I’ve had some problems using launchers with the gnome-panels. Sometimes, they’d disappear, or reappear, seemingly by random. Some days, one of my panels wouldn’t appear at all.
It seems this is all because of how gnome-panels launchers work.
When you drag a launcher from, say, the desktop to the panel – you’d think this creates a copy of the launcher, or at the very least creates some launcher-object containing the same information – not so. A “launcher”, in gnome-panels, is simply an entry in the gnome conffiguration (/apps/panels/objects). The entry describes not the path to the file to be executed, but the path to the original .desktop file.
When a launcher is created by using “Add to panel” – “Custom application launcher”, it creates a .desktop file in something like ~/.gnome2/panel2.d/default/launchers/. “panel2” seems to be the panel in which the launcher was created.

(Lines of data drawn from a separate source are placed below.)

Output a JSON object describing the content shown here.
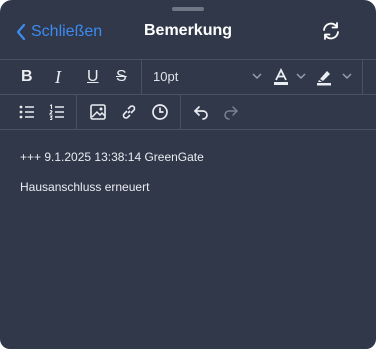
{
  "header": {
    "close_label": "Schließen",
    "title": "Bemerkung",
    "icons": {
      "back": "chevron-left-icon",
      "sync": "refresh-icon"
    }
  },
  "toolbar": {
    "bold": "B",
    "italic": "I",
    "underline": "U",
    "strikethrough": "S",
    "font_size": "10pt",
    "icons": [
      "text-color-icon",
      "highlight-icon",
      "bullet-list-icon",
      "numbered-list-icon",
      "image-icon",
      "link-icon",
      "clock-icon",
      "undo-icon",
      "redo-icon"
    ]
  },
  "content": {
    "lines": [
      "+++ 9.1.2025 13:38:14 GreenGate",
      "Hausanschluss erneuert"
    ]
  },
  "colors": {
    "background": "#313849",
    "accent": "#3d8bf0",
    "text": "#e9ecf1",
    "divider": "#4a5163"
  }
}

It will not move as you move the launcher between panels.
If the .desktop file is removed, but not the gnome configuration entry, the launcher simply fails to appear. This means there might be a lot of “empty” launchers in your config. This also means that dragging a launcher from the desktop, or from anywhere, onto a panel might create problems in the future.

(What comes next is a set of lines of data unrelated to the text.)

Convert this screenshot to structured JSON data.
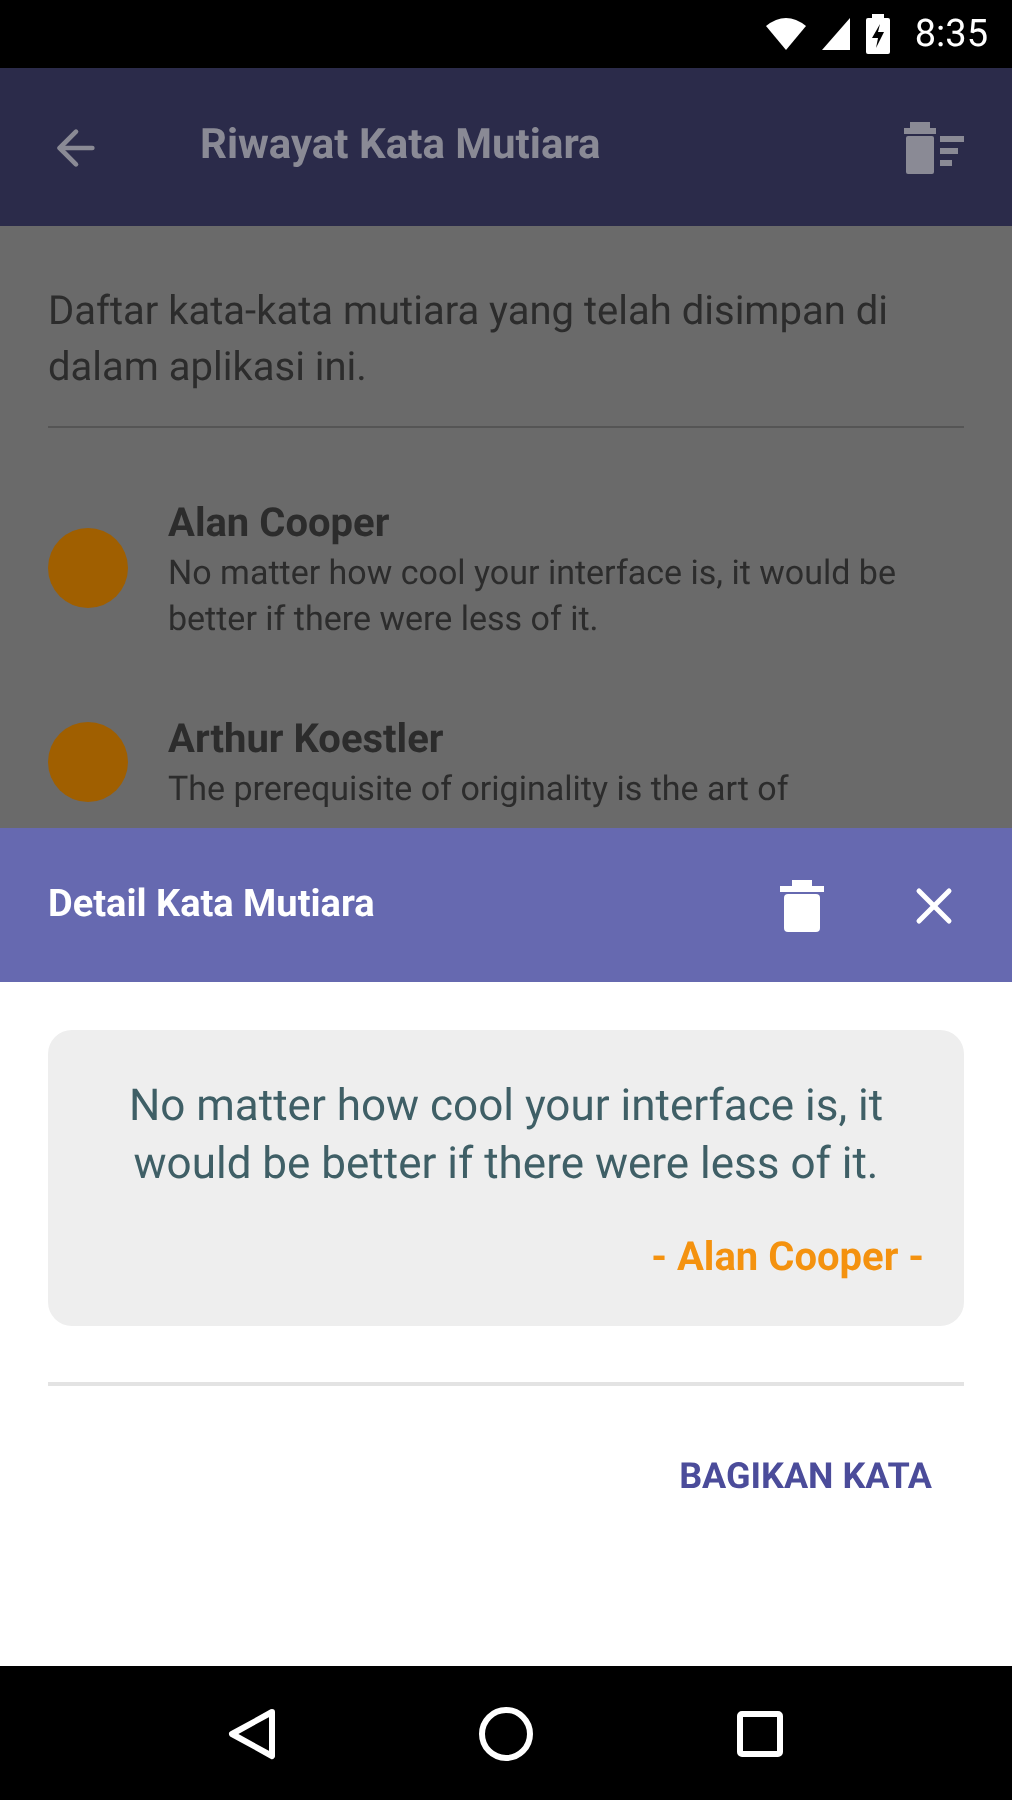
{
  "status_bar": {
    "time": "8:35"
  },
  "app_bar": {
    "title": "Riwayat Kata Mutiara"
  },
  "intro": "Daftar kata-kata mutiara yang telah disimpan di dalam aplikasi ini.",
  "quotes": [
    {
      "author": "Alan Cooper",
      "text": "No matter how cool your interface is, it would be better if there were less of it."
    },
    {
      "author": "Arthur Koestler",
      "text": "The prerequisite of originality is the art of"
    }
  ],
  "sheet": {
    "title": "Detail Kata Mutiara",
    "quote": "No matter how cool your interface is, it would be better if there were less of it.",
    "author": "- Alan Cooper -",
    "action": "BAGIKAN KATA"
  }
}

I, for one, won’t be dragging any launchers from the desktop any more. Doing so means that when I remove the launcher from the desktop, it won’t show up in the panel anymore – I’ll have to create a new launcher.
To me, this all seems like a rather stupid way of doing things. I liked Windows 98 (and 2000, and XP…)’s start menu toolbars. At least then the program was very clear on what was happening – the toolbar was tied to a specific folder on the harddrive. Any shortcuts etc placed in that folder, showed up on the toolbar. Simple. If I ever get the time, I might create something like that for gnome-panels as well…

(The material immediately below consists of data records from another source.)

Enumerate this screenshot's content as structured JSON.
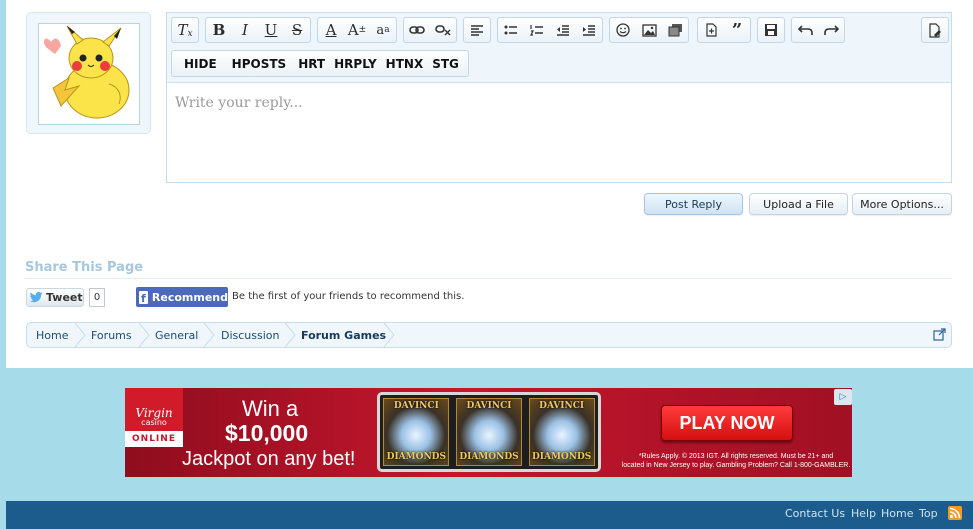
{
  "toolbar": {
    "row1_groups": [
      [
        "remove-format"
      ],
      [
        "bold",
        "italic",
        "underline",
        "strikethrough"
      ],
      [
        "text-color",
        "font-size",
        "font-family"
      ],
      [
        "link",
        "unlink"
      ],
      [
        "align-left"
      ],
      [
        "bullet-list",
        "numbered-list",
        "outdent",
        "indent"
      ],
      [
        "smilies",
        "image",
        "media"
      ],
      [
        "insert-code",
        "quote"
      ],
      [
        "save-draft"
      ],
      [
        "undo",
        "redo"
      ],
      [
        "toggle-bbcode"
      ]
    ],
    "custom_tags": [
      "HIDE",
      "HPOSTS",
      "HRT",
      "HRPLY",
      "HTNX",
      "STG"
    ]
  },
  "editor": {
    "placeholder": "Write your reply..."
  },
  "buttons": {
    "post_reply": "Post Reply",
    "upload_file": "Upload a File",
    "more_options": "More Options..."
  },
  "share": {
    "title": "Share This Page",
    "tweet_label": "Tweet",
    "tweet_count": "0",
    "recommend_label": "Recommend",
    "recommend_text": "Be the first of your friends to recommend this."
  },
  "breadcrumb": {
    "items": [
      "Home",
      "Forums",
      "General",
      "Discussion",
      "Forum Games"
    ]
  },
  "ad": {
    "brand_top": "Virgin",
    "brand_sub": "casino",
    "brand_online": "ONLINE",
    "line1": "Win a",
    "line2": "$10,000",
    "line3": "Jackpot on any bet!",
    "slot_top": "DAVINCI",
    "slot_bottom": "DIAMONDS",
    "cta": "PLAY NOW",
    "fine_print1": "*Rules Apply. © 2013 IGT. All rights reserved. Must be 21+ and",
    "fine_print2": "located in New Jersey to play. Gambling Problem? Call 1-800-GAMBLER."
  },
  "footer": {
    "links": [
      "Contact Us",
      "Help",
      "Home",
      "Top"
    ]
  },
  "colors": {
    "page_bg": "#a6dcea",
    "footer_bg": "#1b5c8c",
    "share_title": "#a7c7df",
    "facebook": "#4c69ba",
    "rss": "#f39a26"
  }
}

EDIT: Turns out I didn’t need to. Just install quick-lounge-applet, should be available in the normal Ubuntu repos. Or look here. Not only does it keep the launchers organized, it also makes actual copies of the launchers, saving them in a predictable manner (~/.gnome2/quick-lounge, and then a subdirectory for each instance of the applet. And the .desktop files move around if you move the icons. Why isn’t this standard?